Par acte séparé du 12 juin 2023, M. [S] [O] s’est porté caution solidaire des engagements de Mme [M] [G] à hauteur de 27 000 euros jusqu’au 11 juin 2025.
Par acte de commissaire de justice en date du 16 mai 2024, M. [N] [F] a fait signifier à Mme [M] [G] un commandement visant la clause résolutoire d’avoir à payer dans le délai de six semaines la somme de 3 025 euros en principal, au titre des loyers et charges impayés.
Par acte de commissaire de justice en date du 24 mai 2024, M. [N] [F] a fait signifier à M. [S] [O] le commandement de payer adressé à Mme [M] [G].

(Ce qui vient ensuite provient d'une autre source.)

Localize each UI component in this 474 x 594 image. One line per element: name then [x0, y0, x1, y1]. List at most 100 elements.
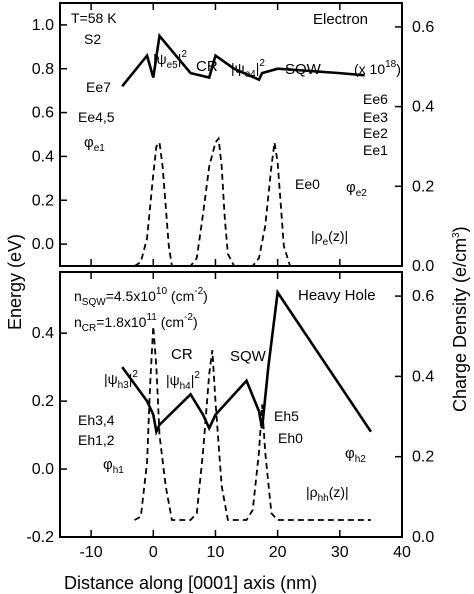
scale-prefix: (x 10 — [354, 61, 385, 77]
rho-e-symbol: |ρ — [311, 228, 323, 244]
psi-e5-sup: 2 — [181, 49, 187, 60]
x-axis-label: Distance along [0001] axis (nm) — [64, 573, 317, 593]
top-y-left-tick-label: 0.2 — [32, 192, 54, 209]
x-tick-label: 20 — [269, 544, 287, 561]
n-sqw-close: ) — [203, 288, 208, 304]
psi-h3-symbol: |ψ — [104, 371, 118, 387]
x-tick-label: 10 — [207, 544, 225, 561]
bottom-y-right-tick-label: 0.6 — [412, 288, 434, 305]
n-cr-symbol: n — [74, 314, 82, 330]
top-band-line — [121, 32, 365, 88]
top-y-left-tick-label: 0.4 — [32, 148, 54, 165]
top-annotations: T=58 K S2 Electron (x 1018) CR SQW |ψe5|… — [71, 10, 401, 248]
top-y-right-tick-label: 0.6 — [412, 19, 434, 36]
y-axis-right-label: Charge Density (e/cm3) — [450, 226, 470, 412]
n-cr-val: =1.8x10 — [96, 314, 146, 330]
rho-e-tail: (z)| — [328, 228, 348, 244]
temperature-label: T=58 K — [71, 10, 117, 26]
x-tick-label: 0 — [149, 544, 158, 561]
phi-h2-label: φh2 — [345, 445, 366, 465]
phi-e2-label: φe2 — [346, 179, 367, 199]
rho-hh-tail: (z)| — [329, 484, 349, 500]
n-sqw-unit: (cm — [167, 288, 194, 304]
ee45-label: Ee4,5 — [78, 109, 115, 125]
phi-e1-label: φe1 — [84, 134, 105, 154]
n-sqw-exp: 10 — [156, 286, 168, 297]
panels: 0.0 0.2 0.4 0.6 0.8 1.0 0.0 0.2 0.4 0.6 -0.2 0.0 0.2… — [26, 2, 434, 561]
ee2-label: Ee2 — [363, 125, 388, 141]
phi-h1-symbol: φ — [103, 456, 113, 473]
n-sqw-label: nSQW=4.5x1010 (cm-2) — [74, 286, 208, 308]
psi-e5-sub: e5 — [167, 60, 179, 71]
n-sqw-val: =4.5x10 — [106, 288, 156, 304]
bottom-y-right-tick-label: 0.2 — [412, 449, 434, 466]
phi-e1-sub: e1 — [94, 143, 106, 154]
psi-h3-label: |ψh3|2 — [104, 369, 138, 391]
phi-h2-symbol: φ — [345, 445, 355, 462]
psi-e4-label: |ψe4|2 — [231, 58, 265, 80]
phi-h1-sub: h1 — [113, 465, 125, 476]
ee0-label: Ee0 — [295, 176, 320, 192]
top-y-left-tick-label: 0.8 — [32, 61, 54, 78]
rho-e-label: |ρe(z)| — [311, 228, 348, 248]
rho-hh-sub: hh — [318, 493, 329, 504]
n-sqw-sub: SQW — [82, 297, 106, 308]
ee3-label: Ee3 — [363, 109, 388, 125]
psi-e4-symbol: |ψ — [231, 60, 245, 76]
psi-h4-symbol: |ψ — [166, 372, 180, 388]
phi-e1-symbol: φ — [84, 134, 94, 151]
y-right-main: Charge Density (e/cm — [450, 238, 470, 412]
sqw-label: SQW — [285, 61, 322, 78]
bottom-y-left-tick-label: 0.4 — [32, 325, 54, 342]
y-axis-left-label: Energy (eV) — [5, 234, 25, 330]
n-cr-exp: 11 — [146, 312, 157, 323]
top-y-right-tick-label: 0.2 — [412, 178, 434, 195]
x-tick-label: -10 — [80, 544, 103, 561]
eh12-label: Eh1,2 — [78, 432, 115, 448]
x-tick-label: 40 — [393, 544, 411, 561]
phi-e2-sub: e2 — [356, 188, 368, 199]
top-y-left-tick-label: 0.6 — [32, 105, 54, 122]
n-cr-unit-exp: -2 — [184, 312, 193, 323]
rho-hh-symbol: |ρ — [306, 484, 318, 500]
bottom-y-left-tick-label: -0.2 — [26, 529, 54, 546]
psi-h4-sub: h4 — [180, 381, 192, 392]
psi-e5-symbol: |ψ — [153, 51, 167, 67]
phi-e2-symbol: φ — [346, 179, 356, 196]
psi-e4-sub: e4 — [245, 69, 257, 80]
bottom-plot-frame — [59, 271, 403, 538]
n-cr-sub: CR — [82, 323, 96, 334]
scale-suffix: ) — [396, 61, 401, 77]
bottom-y-left-tick-label: 0.2 — [32, 393, 54, 410]
bottom-annotations: nSQW=4.5x1010 (cm-2) nCR=1.8x1011 (cm-2)… — [74, 286, 376, 504]
phi-h1-label: φh1 — [103, 456, 124, 476]
bottom-band-line — [121, 288, 372, 436]
eh34-label: Eh3,4 — [78, 412, 115, 428]
top-y-left-tick-label: 1.0 — [32, 17, 54, 34]
sample-label: S2 — [84, 31, 101, 47]
psi-h4-label: |ψh4|2 — [166, 370, 200, 392]
ee6-label: Ee6 — [363, 91, 388, 107]
eh5-label: Eh5 — [274, 408, 299, 424]
bottom-y-right-tick-label: 0.4 — [412, 368, 434, 385]
top-plot-frame — [59, 2, 403, 267]
rho-hh-label: |ρhh(z)| — [306, 484, 349, 504]
eh0-label: Eh0 — [278, 430, 303, 446]
y-right-sup: 3 — [451, 232, 462, 238]
phi-h2-sub: h2 — [355, 454, 367, 465]
top-y-right-tick-label: 0.0 — [412, 258, 434, 275]
y-right-close: ) — [450, 226, 470, 232]
psi-h3-sup: 2 — [132, 369, 138, 380]
ee7-label: Ee7 — [86, 79, 111, 95]
top-y-left-tick-label: 0.0 — [32, 236, 54, 253]
hh-sqw-label: SQW — [230, 348, 267, 365]
hh-carrier-label: Heavy Hole — [298, 287, 376, 304]
cr-label: CR — [196, 58, 218, 75]
top-y-right-tick-label: 0.4 — [412, 99, 434, 116]
ee1-label: Ee1 — [363, 142, 388, 158]
psi-e4-sup: 2 — [259, 58, 265, 69]
bottom-y-right-tick-label: 0.0 — [412, 529, 434, 546]
n-cr-label: nCR=1.8x1011 (cm-2) — [74, 312, 198, 334]
n-sqw-unit-exp: -2 — [194, 286, 203, 297]
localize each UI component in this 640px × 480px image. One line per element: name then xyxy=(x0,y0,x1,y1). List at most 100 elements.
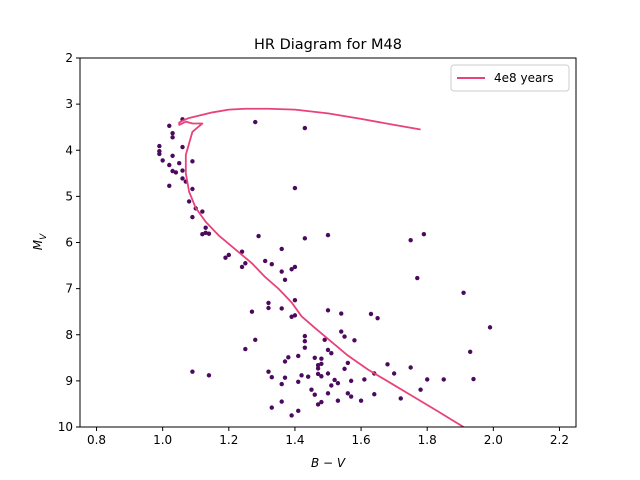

Par exploits de commissaire de justice en date du 29 juillet 2024 M. [N] [F] a fait assigner Mme [M] [G] et M. [S] [O] devant le juge des contentieux de la protection de la chambre des contentieux de proximité du tribunal de Bobigny, statuant en référé, à l’audience du 6 décembre 2024 aux fins de :
Constater l’acquisition de la clause résolutoire insérée au bail consenti à Mme [G],
En conséquence,
Prononcer la résiliation judiciaire du bail du 27 juin 2024,
Ordonne l’expulsion de Mme [G] ainsi que celle de tout occupant de son chef des lieux sis [Adresse 6], 1er étage avec si besoin en est l’assistance d’un serrurier, du commissaire de police et de la force publique,
Ordonner la séquestration des meubles et objets mobiliers qui pourront être trouvés dans les lieux loués aux frais risques et périls de Mme [G] dans tel lieu qu’elle désignera ou à défaut dans tout autre lieu au choix du bailleur et ce en garantie de toute somme qui pourrait être due,
Condamner solidairement Mme [G] et M. [O] à verser à M. [F] la somme de 4 565 euros, loyer de juillet 2024 inclus,
Dire que ces sommes porteront intérêt au taux légal à compter du commandement de payer pour les sommes qui y sont visées et à compter de l’assignation pour le surplus,
Condamner solidairement Mme [G] et M. [O] à verser à M. [F] une indemnité d’occupation égale au montant des loyers contractuel et de la provision sur charges jusqu’à don départ effectif des lieux loués,
Condamner solidairement Mme [G] et M. [O] à verser à M. [F] la somme de 2 000 euros au titre de l’article 700 du code de procédure civile,
Condamner solidairement Mme [G] et M. [O] aux entiers dépens qui comprendront notamment les frais de commandement de payer du 16 mai 2024 et de sa dénonciation à la caution le 24 mai 2024.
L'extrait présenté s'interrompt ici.